NEW YORK ( TheDeal) -- Following months of speculation of merger talks, residential focused REIT Home Properties (HME) on Monday agreed to be acquired by Lone Star Funds in an all-cash, take-private transaction valued at $7.6 billion.
Dallas-based private equity firm Lone Star will pay $75.23 a share for Home Properties common stock, representing a 9 percent premium on the target's closing price April 24, the day before merger rumors first emerged. The transaction value includes the target's debt--$2.5 billion, according to Bloomberg data.
Based in Rochester, N.Y., Home Properties is a multifamily real estate investment trust that owns, operates and acquires residential apartment communities in East Coast cities. The REIT currently owns and operates 121 communities with a total of 41,917 apartment units.
The quality of the properties Lone Star will procure through this acquisition average out to a grade B, according to RBC Capital Markets analyst Wes Golladay. He explained that industry followers typically grade the quality of properties, with the highest grade being A. The higher quality properties have higher rents and are located in the better part of the market, which is split into primary/secondary or A/B quality.
In a separate transaction, announced along with the sale to Lone Star, Home Properties also said it reached an agreement to sell a portfolio of six properties to UDR (UDR - Get Report) for an undisclosed amount in a part-stock, part-cash transaction. These properties consist of 3,246 apartments in the Washington D.C. metropolitan region. According to RBC's Golladay, these properties are a grade A portfolio.
Under terms of the agreement with Highlands Ranch, Colo.-based UDR, Home Properties unit holders will receive 2.15 units of a newly established subsidiary UDR DownREIT for each of their Home Properties units, plus $3.01 per unit in cash from Lone Star Funds.
Home Properties will have a 30-day "go-shop" period to solicit bids from other interested parties.
"A competing offer is an unlikely scenario," RBC analyst Golladay said in a phone interview Monday. "Rumors of the merger started in April, so people have been viewing the deal as already in motion since then, plus the part with UDR makes the transaction too complicated for someone else to step in."
Nevertheless, if a competing bid were to emerge within the next 30 days, Golladay said the other interested party will likely be a fund similar to Lone Star and not a strategic REIT.
The transaction, which is contingent on Home Properties shareholder approval, is expected to close in the fourth quarter. Lone Star said it received fully committed financing of $6.1 billion from Goldman Sachs (GS).
For Lone Star, the purchase fits into the Dallas-based firm's strategy to expand in the multifamily real estate space.

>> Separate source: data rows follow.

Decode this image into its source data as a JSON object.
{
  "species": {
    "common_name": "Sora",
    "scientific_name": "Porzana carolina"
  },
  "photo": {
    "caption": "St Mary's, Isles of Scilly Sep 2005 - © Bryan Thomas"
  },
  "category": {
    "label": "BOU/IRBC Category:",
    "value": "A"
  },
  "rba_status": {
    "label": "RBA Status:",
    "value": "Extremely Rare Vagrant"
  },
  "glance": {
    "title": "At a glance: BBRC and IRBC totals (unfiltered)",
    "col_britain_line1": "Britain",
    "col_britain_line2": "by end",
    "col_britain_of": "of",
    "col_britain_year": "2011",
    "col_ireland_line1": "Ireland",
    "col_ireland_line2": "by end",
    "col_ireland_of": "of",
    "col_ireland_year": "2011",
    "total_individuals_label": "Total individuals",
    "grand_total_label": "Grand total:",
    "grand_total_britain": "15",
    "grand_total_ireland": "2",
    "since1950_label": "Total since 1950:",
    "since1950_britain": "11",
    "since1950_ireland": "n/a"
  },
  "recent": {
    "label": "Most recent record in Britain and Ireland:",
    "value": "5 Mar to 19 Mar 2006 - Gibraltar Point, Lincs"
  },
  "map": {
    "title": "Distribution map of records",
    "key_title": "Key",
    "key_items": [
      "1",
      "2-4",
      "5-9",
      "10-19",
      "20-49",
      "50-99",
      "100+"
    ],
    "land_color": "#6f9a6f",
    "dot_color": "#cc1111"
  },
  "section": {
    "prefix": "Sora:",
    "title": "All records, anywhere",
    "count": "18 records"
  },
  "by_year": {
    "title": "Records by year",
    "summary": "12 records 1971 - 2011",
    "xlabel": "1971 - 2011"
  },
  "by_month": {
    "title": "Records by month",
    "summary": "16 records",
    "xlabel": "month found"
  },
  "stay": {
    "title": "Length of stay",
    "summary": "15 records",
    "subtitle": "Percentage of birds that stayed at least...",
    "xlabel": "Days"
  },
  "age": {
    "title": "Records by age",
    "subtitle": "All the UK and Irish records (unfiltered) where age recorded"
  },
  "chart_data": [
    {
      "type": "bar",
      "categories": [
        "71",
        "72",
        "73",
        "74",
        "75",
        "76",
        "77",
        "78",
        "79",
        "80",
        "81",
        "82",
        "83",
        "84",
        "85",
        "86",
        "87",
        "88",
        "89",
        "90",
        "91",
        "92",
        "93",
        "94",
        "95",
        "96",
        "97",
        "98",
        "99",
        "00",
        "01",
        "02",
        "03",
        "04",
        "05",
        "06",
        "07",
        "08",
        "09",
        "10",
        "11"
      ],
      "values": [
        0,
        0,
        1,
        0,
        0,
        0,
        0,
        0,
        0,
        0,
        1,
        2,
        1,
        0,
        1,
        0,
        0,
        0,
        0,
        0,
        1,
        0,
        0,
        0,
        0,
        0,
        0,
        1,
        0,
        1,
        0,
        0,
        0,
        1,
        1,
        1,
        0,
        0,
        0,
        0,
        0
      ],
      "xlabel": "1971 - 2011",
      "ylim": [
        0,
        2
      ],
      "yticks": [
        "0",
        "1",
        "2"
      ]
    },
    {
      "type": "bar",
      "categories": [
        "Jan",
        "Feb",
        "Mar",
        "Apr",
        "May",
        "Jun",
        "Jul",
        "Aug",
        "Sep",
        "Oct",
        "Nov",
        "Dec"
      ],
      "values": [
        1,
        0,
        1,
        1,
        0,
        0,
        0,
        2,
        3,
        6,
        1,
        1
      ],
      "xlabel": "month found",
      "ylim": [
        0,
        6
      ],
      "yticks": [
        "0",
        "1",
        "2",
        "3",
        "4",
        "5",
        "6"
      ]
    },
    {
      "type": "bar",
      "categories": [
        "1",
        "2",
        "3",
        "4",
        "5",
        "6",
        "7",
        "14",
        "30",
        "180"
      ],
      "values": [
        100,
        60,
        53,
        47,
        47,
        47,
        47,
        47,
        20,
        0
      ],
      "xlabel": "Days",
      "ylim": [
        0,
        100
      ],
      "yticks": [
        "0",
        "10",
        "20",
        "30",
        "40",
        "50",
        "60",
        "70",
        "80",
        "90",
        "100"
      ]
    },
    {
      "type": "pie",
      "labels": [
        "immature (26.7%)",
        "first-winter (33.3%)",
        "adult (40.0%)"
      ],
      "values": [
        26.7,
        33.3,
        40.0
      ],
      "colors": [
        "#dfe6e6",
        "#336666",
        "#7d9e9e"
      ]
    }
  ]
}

"This is Lone Star Funds' second large, recent apartment purchase following the 2014 acquisition of a 64-property, 20,439-unit portfolio, and is consistent with our strategy of buying primarily Class B apartments, including workforce housing, located in in-fill markets with strong underlying fundamentals," said Hugh Ward, co-head of Lone Star Real Estate Investment in a statement Monday.